TABANAN – Apes betul yang dialami I Nyoman Tariarjawa, 53, warga Jalan Pulau Nias, Desa Dauh Peken, Tabanan.

Dapur rumah yang biasanya ia gunakan sebagai tempat penyimpanan barang-barang dapur dan peralatan rumah tangga ludes terbakar.

Dapur milik pria yang bekerja sebagai PNS ini mengalami peristiwa kebakaran, Selasa kemarin (4/5) sekitar pukul 10.15 Wita.

Baca juga: Kick Off Liga 1 Bulan Juli, Bali United Tolak Hapus Sistem Degradasi

Meski tidak ada korban jiwa dalam peristiwa kebakaran tersebut, satu unit televisi dan barang lainnya ludes terbakar.

Dengan kerugian korban ditaksir sekitar Rp 15 juta. Polisi menduga kebakaran dapur milik Tariarjawa disebabkan oleh bara api sisa mengguling babi.

Kapolsek Kota Tabanan Kompol I Nyoman Sukanada mengatakan, api yang membakar dapur milik I Nyoman Tariarjawa baru dapat dipadamkan setelah tiga unit mobil pemadam kebakaran dikerahkan ke lokasi.

Dari keterangan saksi dan pemilik gudang, kebakaran dapur berawal dari korban yang beraktivitas sejak pagi buta sekitar pukul 04.00.

Korban kala itu membakar babi guling untuk keperluan warung makan miliknya. Korban membakar babi guling berada dekat di lokasi dapur miliknya.

Selanjutnya sekitar pukul 05.00 Wita korban yang usai membakar babi guling. Kemudian menyuruh karyawannya untuk mematikan bara api bekas pembakaran babi guling disiram menggunakan air.

Merasa bara api sudah mati, karyawan membuka warung babi guling jaraknya sekitar 30 meter dari dapur milik korban.

Namun, sekitar pukul 10.15 Wita, salah satu pembeli sedang makan. Melihat asap mengepul berasal dari bagian belakang dapur tersebut, korban panik, langsung mengecek ke lokasi.

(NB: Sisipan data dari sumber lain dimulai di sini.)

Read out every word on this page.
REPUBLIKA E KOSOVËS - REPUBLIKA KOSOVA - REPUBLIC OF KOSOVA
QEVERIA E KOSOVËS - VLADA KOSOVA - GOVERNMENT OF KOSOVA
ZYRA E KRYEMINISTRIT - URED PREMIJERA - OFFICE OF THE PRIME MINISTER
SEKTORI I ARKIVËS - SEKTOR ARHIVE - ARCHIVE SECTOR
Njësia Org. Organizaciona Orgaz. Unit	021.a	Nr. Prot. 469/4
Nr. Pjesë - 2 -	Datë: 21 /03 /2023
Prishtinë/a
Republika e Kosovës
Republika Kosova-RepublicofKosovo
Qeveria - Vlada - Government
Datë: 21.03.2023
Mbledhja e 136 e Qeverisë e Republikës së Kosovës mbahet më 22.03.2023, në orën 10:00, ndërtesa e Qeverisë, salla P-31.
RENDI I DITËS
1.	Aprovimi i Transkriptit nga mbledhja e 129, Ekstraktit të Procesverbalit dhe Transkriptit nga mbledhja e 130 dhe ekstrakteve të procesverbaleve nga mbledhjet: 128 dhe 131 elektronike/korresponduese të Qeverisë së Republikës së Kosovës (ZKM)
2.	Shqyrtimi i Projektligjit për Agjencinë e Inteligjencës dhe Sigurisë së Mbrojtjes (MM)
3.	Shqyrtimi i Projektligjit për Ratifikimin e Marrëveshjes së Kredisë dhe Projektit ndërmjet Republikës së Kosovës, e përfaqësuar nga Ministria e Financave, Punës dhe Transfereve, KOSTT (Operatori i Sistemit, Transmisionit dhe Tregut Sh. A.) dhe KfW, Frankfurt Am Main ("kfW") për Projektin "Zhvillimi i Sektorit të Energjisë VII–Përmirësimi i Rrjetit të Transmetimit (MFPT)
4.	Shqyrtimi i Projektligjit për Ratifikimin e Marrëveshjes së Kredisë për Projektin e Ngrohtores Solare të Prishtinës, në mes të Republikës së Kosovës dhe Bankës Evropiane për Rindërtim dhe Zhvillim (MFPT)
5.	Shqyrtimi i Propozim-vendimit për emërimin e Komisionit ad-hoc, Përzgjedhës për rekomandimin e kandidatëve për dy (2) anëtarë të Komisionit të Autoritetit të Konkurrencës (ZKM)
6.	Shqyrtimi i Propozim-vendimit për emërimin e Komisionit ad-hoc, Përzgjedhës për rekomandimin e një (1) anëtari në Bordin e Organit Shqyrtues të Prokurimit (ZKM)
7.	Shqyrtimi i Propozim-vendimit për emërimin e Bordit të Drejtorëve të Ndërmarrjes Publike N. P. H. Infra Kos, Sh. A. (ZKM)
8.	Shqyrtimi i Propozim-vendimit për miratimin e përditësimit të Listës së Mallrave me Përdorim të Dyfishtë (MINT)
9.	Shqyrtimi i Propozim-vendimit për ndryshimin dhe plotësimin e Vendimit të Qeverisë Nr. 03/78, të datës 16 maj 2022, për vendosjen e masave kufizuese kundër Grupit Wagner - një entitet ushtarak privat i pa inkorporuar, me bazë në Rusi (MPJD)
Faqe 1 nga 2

Ternyata di lokasi tempat pembakaran babi guling tersebut api sudah membakar dapur miliknya. Melihat hal tersebut, saksi langsung menghubungi pihak Pemadam Kebakaran (Damkar) Tabanan untuk penanganan.

“Jadi, awalnya dilihat oleh pengunjung yang membeli babi guling,” kata Kapolsek Kota Tabanan Kompol I Nyoman Sukanada.

Dia melanjutkan, setelah dilaporkan adanya kebakaran, 3 unit mobil damkar langsung terjun ke TKP untuk melakukan penanganan.

Penanganan memerlukan waktu sekitar 30 menit. Setelah meminta keterangan saksi, pemilik, serta olah TKP, penyebab kebakaran diduga oleh api bekas pembuatan babi guling yang melalap tumpukan serabut kelapa yang ada di lokasi.

“Kebakaran diduga bara api di bangunan tersebut masih ada kemudian melalap tumpukan serabut kelapa yang ada,” ungkapanya.

Beruntung akibat kejadian tersebut tidak ada korban jiwa. Namun, sebuah ruangan dapur atau gudang beserta TV bekas yang ada tak bisa diselamatkan.

“Kerugian ditaksir Rp 15 Juta. Jadi itu memang tempat pembuatan babi guling oleh sebuah warung babi guling di jalan Pulau Nias Tabanan,” pungkasnya.